По мере эволюции художественного мира Блока театру придается особый смысл. Постоянное переосмысление самого себя приводит к превращению мира Блока «в высшей степени значимую художественную систему»,25 в некое сверх-«Я». В процессе саморефлексии и осуществления метапоэтических поисков в сфере театра блоковское художественное сообщение - его художественная модель мира - подвергается постоянному переосмыслению и возрождению смысла. В самом центре подобного творческого отношения - «перепева самого себя», которое, неустанно подвергая сомнению и недоверию прежнее «я» и «я» «данное», выводит его камерный мир в более широкий и усложненный простор «заданного» «Я», - лежит тематическое ядро, составляющее театр Блока. Сквозь все драматические произведения Блока, которые возникают в кризисные, переходные для поэта периоды и реализуют разные, на первый взгляд, сюжеты и темы, проходит один важнейший вопрос - вопрос о роли искусства.
Таким образом, метапоэтические размышления о самой сущности искусства (художественного знака), его онтологическом бытии, его соотношении с жизнью служат подтекстом драматических произведений поэта. Метапоэтические мотивы и темы блоковских драм - художественная реализация этих размышлений.
После демонстративной реализации в «Балаганчике», метасюжет постепенно оттесняется на задний план в других драмах, но тем не менее проявляется во всех драматических произведениях Блока и служит их объединяющей основой. Этот путь вопросов и ответов, поиска самой сути поэзии, достижения онтологического оправдания искусства и бытия художника отражен и в лирических драмах, и в драмах «Песня Судьбы» и «Роза и Крест».
Катастрофа героев лирических драм - грустного Пьеро, который впадает в уныние при виде крушения своего художественного мира - художественных знаков, не обретших смысла и рассеявшихся как пустые signifiant, Поэта, который обречен на гибель, когда разрушается высокая мечта, в жизнеспособности которой он постоянно сомневается, но с которой не может расстаться, и другого Поэта -Голубого, существующего только на эстетическом уровне бытия и ищущего земного воплощения небесного идеала, - предвещает уход героя «Песни Судьбы» Германа из своего дома - от синих берегов рая. И возлагаемая судьбой на Германа задача быть человеком, который выходит в стихийный простор жизни по вызову песни судьбы, но остается лишь с горящим на лице шрамом от бича Фаины, отражается в полной унижений тяжелой истории рьщаря Бертрана. Таким образом, вся история трилогии «вочеловечения» как творческого пути поэта становится в его театре объектом рефлексии, неустанного поиска и переосмысления сущности поэзии и бытия художника - сюжетом метаискусства, на основе которого конструируется творческий мир Блока.

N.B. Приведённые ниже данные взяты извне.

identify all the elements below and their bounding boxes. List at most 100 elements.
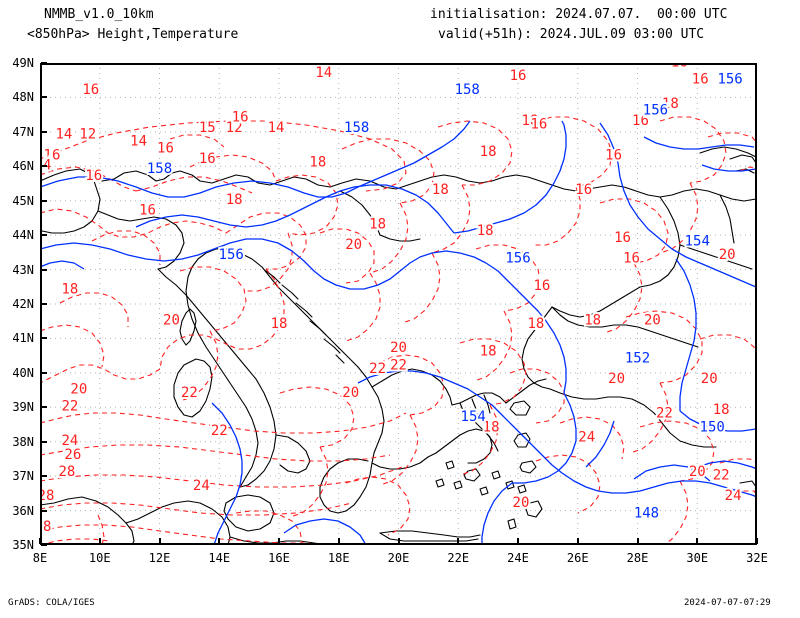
y-tick-label: 37N bbox=[12, 469, 34, 484]
contour-label-halo: 18 bbox=[522, 113, 539, 129]
temperature-contour-label: 18 bbox=[369, 216, 386, 232]
contour-label-halo: 14 bbox=[315, 65, 332, 81]
x-tick-mark bbox=[337, 538, 340, 544]
contour-label-halo: 18 bbox=[369, 216, 386, 232]
contour-label-halo: 16 bbox=[575, 182, 592, 198]
x-tick-mark bbox=[517, 538, 519, 544]
contour-label-halo: 22 bbox=[61, 399, 78, 415]
contour-label-halo: 16 bbox=[85, 168, 102, 184]
y-tick-label: 49N bbox=[12, 56, 34, 70]
temperature-contour-label: 15 bbox=[199, 120, 216, 136]
contour-label-halo: 18 bbox=[483, 419, 500, 435]
contour-label-halo: 20 bbox=[345, 237, 362, 253]
contour-label-halo: 16 bbox=[632, 113, 649, 129]
temperature-contour-label: 14 bbox=[130, 134, 147, 150]
x-tick-label: 28E bbox=[626, 551, 649, 565]
contour-label-halo: 24 bbox=[725, 488, 742, 504]
temperature-contour-label: 24 bbox=[61, 433, 78, 449]
footer-timestamp: 2024-07-07-07:29 bbox=[684, 598, 771, 608]
contour-label-halo: 16 bbox=[82, 82, 99, 98]
y-tick-label: 38N bbox=[12, 434, 34, 449]
contour-label-halo: 22 bbox=[656, 406, 673, 422]
contour-label-halo: 154 bbox=[685, 233, 710, 249]
temperature-contour-label: 16 bbox=[605, 147, 622, 163]
temperature-contour-label: 16 bbox=[692, 72, 709, 88]
contour-label-halo: 18 bbox=[662, 96, 679, 112]
initialisation-time: initialisation: 2024.07.07. 00:00 UTC bbox=[430, 7, 728, 22]
y-tick-mark bbox=[41, 268, 47, 271]
temperature-contour-label: 16 bbox=[232, 110, 249, 126]
x-tick-label: 14E bbox=[208, 551, 231, 565]
contour-label-halo: 156 bbox=[219, 247, 244, 263]
contour-label-halo: 22 bbox=[369, 361, 386, 377]
x-tick-label: 12E bbox=[148, 551, 171, 565]
contour-label-halo: 16 bbox=[232, 110, 249, 126]
x-tick-label: 10E bbox=[88, 551, 111, 565]
contour-label-halo: 22 bbox=[713, 468, 730, 484]
contour-label-halo: 16 bbox=[510, 68, 527, 84]
contour-label-halo: 16 bbox=[44, 147, 61, 163]
contour-label-halo: 15 bbox=[199, 120, 216, 136]
contour-label-halo: 28 bbox=[40, 488, 54, 504]
temperature-contour-label: 20 bbox=[719, 247, 736, 263]
temperature-contour-label: 18 bbox=[226, 192, 243, 208]
height-contour-label: 158 bbox=[147, 161, 172, 177]
contour-label-halo: 18 bbox=[271, 316, 288, 332]
y-tick-label: 47N bbox=[12, 124, 34, 139]
contour-label-layer: 1616141416161616161618181414121215151212… bbox=[40, 63, 745, 537]
temperature-contour-label: 26 bbox=[64, 447, 81, 463]
contour-label-halo: 22 bbox=[390, 357, 407, 373]
x-tick-mark bbox=[457, 538, 460, 544]
temperature-contour-label: 14 bbox=[55, 127, 72, 143]
contour-label-halo: 18 bbox=[527, 316, 544, 332]
temperature-contour-label: 20 bbox=[163, 313, 180, 329]
contour-label-halo: 24 bbox=[61, 433, 78, 449]
temperature-contour-label: 28 bbox=[40, 488, 54, 504]
contour-label-halo: 20 bbox=[513, 495, 530, 511]
contour-map-canvas: 1616141416161616161618181414121215151212… bbox=[40, 63, 757, 545]
contour-label-halo: 28 bbox=[58, 464, 75, 480]
contour-label-halo: 154 bbox=[461, 409, 486, 425]
y-tick-mark bbox=[41, 440, 47, 443]
contour-label-halo: 158 bbox=[147, 161, 172, 177]
contour-label-halo: 24 bbox=[193, 478, 210, 494]
height-contour-label: 156 bbox=[219, 247, 244, 263]
contour-label-halo: 20 bbox=[701, 371, 718, 387]
y-tick-mark bbox=[41, 165, 47, 168]
contour-label-halo: 24 bbox=[578, 430, 595, 446]
contour-label-halo: 16 bbox=[692, 72, 709, 88]
contour-label-halo: 12 bbox=[79, 127, 96, 143]
temperature-contour-label: 20 bbox=[345, 237, 362, 253]
y-tick-mark bbox=[41, 337, 47, 340]
temperature-contour-label: 18 bbox=[713, 402, 730, 418]
temperature-contour-label: 22 bbox=[369, 361, 386, 377]
y-tick-mark bbox=[41, 406, 47, 409]
x-tick-mark bbox=[39, 538, 41, 544]
coastline-layer bbox=[40, 146, 757, 545]
temperature-contour-label: 16 bbox=[632, 113, 649, 129]
temperature-contour-label: 16 bbox=[199, 151, 216, 167]
temperature-contour-label: 20 bbox=[70, 382, 87, 398]
temperature-contour-label: 20 bbox=[342, 385, 359, 401]
height-contour-label: 156 bbox=[505, 251, 530, 267]
plot-frame bbox=[40, 63, 757, 545]
x-tick-label: 8E bbox=[32, 551, 48, 565]
y-tick-mark bbox=[41, 199, 47, 202]
x-tick-label: 32E bbox=[746, 551, 768, 565]
contour-label-halo: 18 bbox=[480, 344, 497, 360]
contour-label-halo: 20 bbox=[719, 247, 736, 263]
temperature-contour-label: 20 bbox=[701, 371, 718, 387]
x-tick-mark bbox=[158, 538, 161, 544]
temperature-contour-label: 16 bbox=[44, 147, 61, 163]
y-tick-mark bbox=[41, 62, 47, 64]
contour-label-halo: 16 bbox=[614, 230, 631, 246]
y-tick-mark bbox=[41, 96, 47, 99]
y-tick-label: 41N bbox=[12, 331, 34, 346]
temperature-contour-label: 18 bbox=[477, 223, 494, 239]
temperature-contour-label: 18 bbox=[584, 313, 601, 329]
valid-time: valid(+51h): 2024.JUL.09 03:00 UTC bbox=[438, 27, 705, 42]
y-tick-label: 46N bbox=[12, 159, 34, 174]
field-title: <850hPa> Height,Temperature bbox=[27, 27, 239, 42]
contour-label-halo: 16 bbox=[605, 147, 622, 163]
contour-label-halo: 18 bbox=[61, 282, 78, 298]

Блоковский театр, рождаясь из авторефлексии и метапоэтики, констатирует насущные эстетические вопросы символизма, в том числе вопрос осуществления грандиозного эстетического проекта - программы жизнетворчества. Театр Блока, художественно воплощая общие для символизма эстетические тезисы в своей собственной интерпретации, одновременно преодолевает тупик художественной практики остальных современных ему художников и выходит за пределы символизма в общем смысле. В связи с этим А. Ханзен-Леве замечает, что в постановке «Балаганчика» отразился кризис идеи и программы жизнетворчества. 27 Иначе говоря, театр Блока возникает из сомнения в жизнетворческой идее символизма и его эстетической программе. Метапоэтическая перспектива (метаискусство) у поэта создает собственный реконструкг идей о символе и об искусстве и формирует его собственное уникальное направление в художественном спектре символизма.
Итак, из вышесказанного вытекает целесообразность рассмотрения театр Блока в аспекте метапоэтики. По нашему мнению, при подобном подходе возможным оказывается примирить два внешне противоречащих друг другу представления о Блоке как символисте в истинном смысле слова и одновременно как о поэте, преодолевшем символизм.

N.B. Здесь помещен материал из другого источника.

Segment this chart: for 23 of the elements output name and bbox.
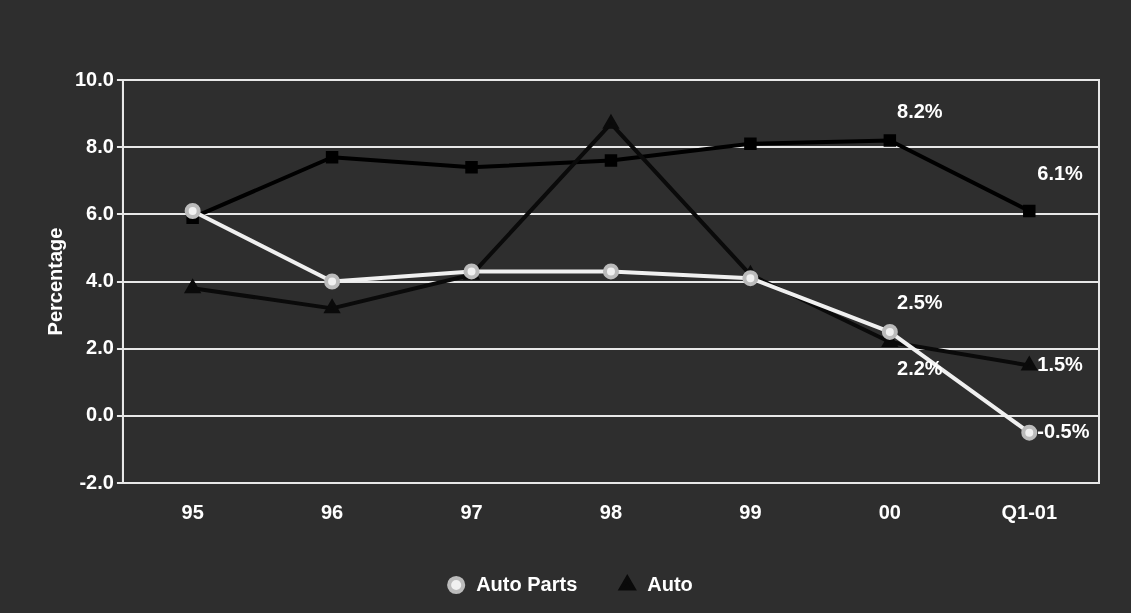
x-tick-label: Q1-01 xyxy=(1001,500,1058,523)
y-tick-label: 0.0 xyxy=(86,403,114,426)
x-tick-label: 98 xyxy=(599,500,623,523)
y-tick-label: -2.0 xyxy=(79,470,114,493)
data-label: -0.5% xyxy=(1037,420,1090,443)
x-tick-label: 96 xyxy=(320,500,344,523)
y-tick-label: 4.0 xyxy=(86,269,114,292)
data-label: 2.2% xyxy=(897,357,943,380)
legend-label: Auto xyxy=(647,572,693,595)
x-tick-label: 95 xyxy=(181,500,204,523)
data-label: 6.1% xyxy=(1037,162,1084,185)
y-tick-label: 10.0 xyxy=(74,67,114,90)
y-axis-title: Percentage xyxy=(43,227,66,336)
x-tick-label: 97 xyxy=(460,500,483,523)
y-tick-label: 6.0 xyxy=(86,201,114,224)
x-tick-label: 00 xyxy=(878,500,901,523)
legend-label: Auto Parts xyxy=(476,572,578,595)
data-label: 2.5% xyxy=(897,291,943,314)
y-tick-label: 2.0 xyxy=(86,336,114,359)
x-tick-label: 99 xyxy=(739,500,762,523)
data-label: 1.5% xyxy=(1037,352,1084,375)
data-label: 8.2% xyxy=(897,99,943,122)
y-tick-label: 8.0 xyxy=(86,134,114,157)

Идея жизнетворчества и ее художественное преломление в символистском театре
В фокусе внимания данной работы находится идея «жизнетворчества» -основополагающая и завершающая эстетическую программу символистского искусства мировоззренческая парадигма, эпицентр символистского искусства, из которого проистекают все его теоретические и творческие опыты. В высшей степени примечательно высказывание по этому поводу В. Ходасевича: «Символизм не хотел быть только художественной школой, литературным течением. Все время он порывался стать жизненно-творческим методом, и в этом была его глубочайшая, быть может, невоплотимая правда, но в постоянном стремлении к этой правде протекла, в сущности, вся его история. Это был ряд попыток, порой истинно героических, - найти сплав жизни и творчества, своего рода философский камень искусства».29 Программа жизнетворчества определила стержневую проблему символистского искусства - вопрос соотношения искусства и жизни.

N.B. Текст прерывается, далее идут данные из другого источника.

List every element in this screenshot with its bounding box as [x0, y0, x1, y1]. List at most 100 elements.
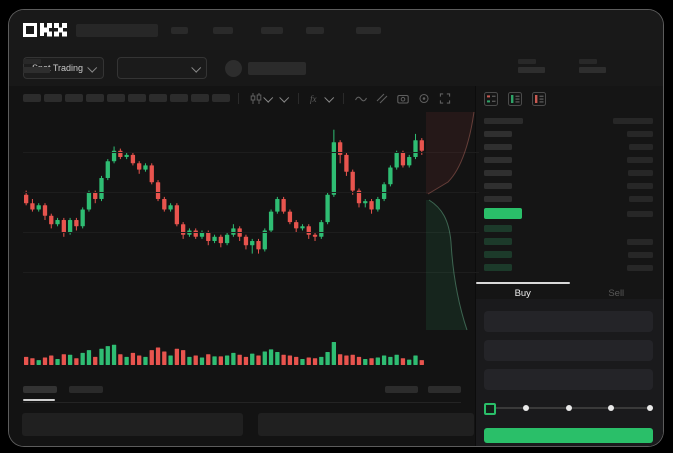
bottom-tab[interactable] [69, 386, 103, 393]
ask-row[interactable] [484, 179, 653, 192]
market-header: Spot Trading [9, 50, 663, 86]
nav-link-placeholder[interactable] [306, 26, 324, 34]
price-placeholder [484, 251, 512, 258]
timeframe-pill[interactable] [44, 94, 62, 102]
bid-row[interactable] [484, 261, 653, 274]
tab-label-placeholder [23, 386, 57, 393]
amount-input-placeholder[interactable] [484, 340, 653, 361]
bid-row[interactable] [484, 235, 653, 248]
settings-button[interactable] [415, 93, 433, 104]
market-stat-placeholder [579, 59, 606, 73]
chart-panel: fx [9, 86, 479, 446]
timeframe-pill[interactable] [128, 94, 146, 102]
price-chart[interactable] [23, 110, 479, 332]
order-book [484, 115, 653, 274]
tab-sell[interactable]: Sell [608, 288, 625, 299]
timeframe-pill[interactable] [149, 94, 167, 102]
slider-handle[interactable] [484, 403, 496, 415]
orderbook-view-bids-button[interactable] [508, 92, 522, 106]
tab-buy[interactable]: Buy [514, 288, 531, 299]
timeframe-pill[interactable] [191, 94, 209, 102]
bottom-tabs [23, 386, 461, 401]
measure-icon [376, 93, 388, 103]
total-input-placeholder[interactable] [484, 369, 653, 390]
nav-link-placeholder[interactable] [261, 26, 283, 34]
nav-link-placeholder[interactable] [171, 26, 188, 34]
slider-stop[interactable] [607, 405, 614, 411]
slider-stop[interactable] [565, 405, 572, 411]
stat-value-placeholder [518, 67, 545, 73]
market-stat-placeholder [23, 59, 50, 73]
ask-row[interactable] [484, 153, 653, 166]
timeframe-pill[interactable] [170, 94, 188, 102]
market-type-label: Spot Trading [32, 63, 84, 73]
bottom-tab-active[interactable] [23, 386, 57, 401]
active-tab-underline [23, 399, 55, 401]
chart-toolbar: fx [23, 88, 475, 108]
interval-dropdown-button[interactable] [277, 92, 290, 103]
settings-icon [419, 93, 429, 103]
stat-label-placeholder [23, 59, 41, 64]
gridline [23, 152, 479, 153]
orderbook-header-row [484, 115, 653, 127]
coin-icon [225, 59, 243, 77]
svg-text:fx: fx [310, 94, 317, 104]
pair-name-placeholder [248, 61, 307, 75]
app-window: Spot Trading [8, 9, 664, 447]
amount-placeholder [629, 143, 653, 150]
slider-stop[interactable] [523, 405, 530, 411]
ask-row[interactable] [484, 192, 653, 205]
line-tools-button[interactable] [352, 93, 370, 104]
amount-placeholder [627, 264, 653, 271]
pair-dropdown[interactable] [117, 57, 208, 79]
candle-style-button[interactable] [247, 92, 274, 104]
price-placeholder [484, 143, 512, 150]
fullscreen-button[interactable] [436, 92, 454, 104]
trade-panel: Buy Sell [475, 86, 663, 446]
buy-submit-button[interactable] [484, 428, 653, 443]
ask-row[interactable] [484, 166, 653, 179]
last-price-row[interactable] [484, 205, 653, 222]
candlestick-chart [24, 129, 424, 254]
amount-slider[interactable] [484, 403, 653, 415]
bottom-action-placeholder[interactable] [428, 386, 461, 393]
measure-button[interactable] [373, 93, 391, 104]
price-placeholder [484, 264, 512, 271]
ask-row[interactable] [484, 140, 653, 153]
trade-tabs: Buy Sell [476, 282, 663, 299]
chevron-down-icon [87, 62, 98, 73]
fullscreen-icon [439, 92, 451, 104]
amount-placeholder [627, 182, 653, 189]
nav-link-placeholder[interactable] [356, 26, 381, 34]
price-placeholder [484, 118, 523, 124]
toolbar-divider [343, 92, 344, 104]
timeframe-pill[interactable] [65, 94, 83, 102]
bid-row[interactable] [484, 222, 653, 235]
amount-placeholder [628, 169, 653, 176]
bid-row[interactable] [484, 248, 653, 261]
timeframe-pill[interactable] [23, 94, 41, 102]
stat-label-placeholder [518, 59, 536, 64]
timeframe-pill[interactable] [86, 94, 104, 102]
ask-row[interactable] [484, 127, 653, 140]
price-placeholder [484, 195, 512, 202]
timeframe-pill[interactable] [212, 94, 230, 102]
price-input-placeholder[interactable] [484, 311, 653, 332]
chevron-down-icon [324, 92, 335, 103]
bottom-action-placeholder[interactable] [385, 386, 418, 393]
bottom-panel [22, 413, 243, 436]
okx-logo[interactable] [23, 23, 67, 37]
orderbook-view-asks-button[interactable] [532, 92, 546, 106]
orderbook-view-combined-button[interactable] [484, 92, 498, 106]
amount-placeholder [627, 130, 653, 137]
wave-line-icon [355, 96, 367, 101]
price-placeholder [484, 169, 512, 176]
screenshot-button[interactable] [394, 93, 412, 104]
indicators-button[interactable]: fx [307, 92, 335, 104]
search-bar-placeholder[interactable] [76, 23, 158, 37]
slider-stop[interactable] [647, 405, 653, 411]
timeframe-pill[interactable] [107, 94, 125, 102]
price-placeholder [484, 156, 512, 163]
gridline [23, 272, 479, 273]
nav-link-placeholder[interactable] [213, 26, 233, 34]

Вопрос соотношения жизни и искусства является самой изначальной и вечной художественной темой, которая вновь и вновь возникает во всех художественных произведениях. Искусство всех направлений, во все эпохи, в конечном счете, размышляет над этим вопросом, ибо искусство никогда не может существовать без вмешательства в жизнь. Однако именно символистское искусство, с точки зрения идеи жизнетворчества, наиболее активно связано с жизнью, поскольку для него художественное творчество - не что иное, как творчество самой жизни, самой действительности: «...будто сферой искусства является сама жизнь - а жизнь перерождается».30 Символизм в самой активной форме реагирует на трагическое осознание разрыва между идеальной картиной и реальной жизнью. Причем символизм не только создает некую идеальную концепцию мира, но и стремится претворить ее в действительность, переделать мир. В этом смысле проект символистского жизнетворчества представляет собой самый категоричный вариант разрешения этой первоначальной художественной проблемы соотношения искусства и жизни.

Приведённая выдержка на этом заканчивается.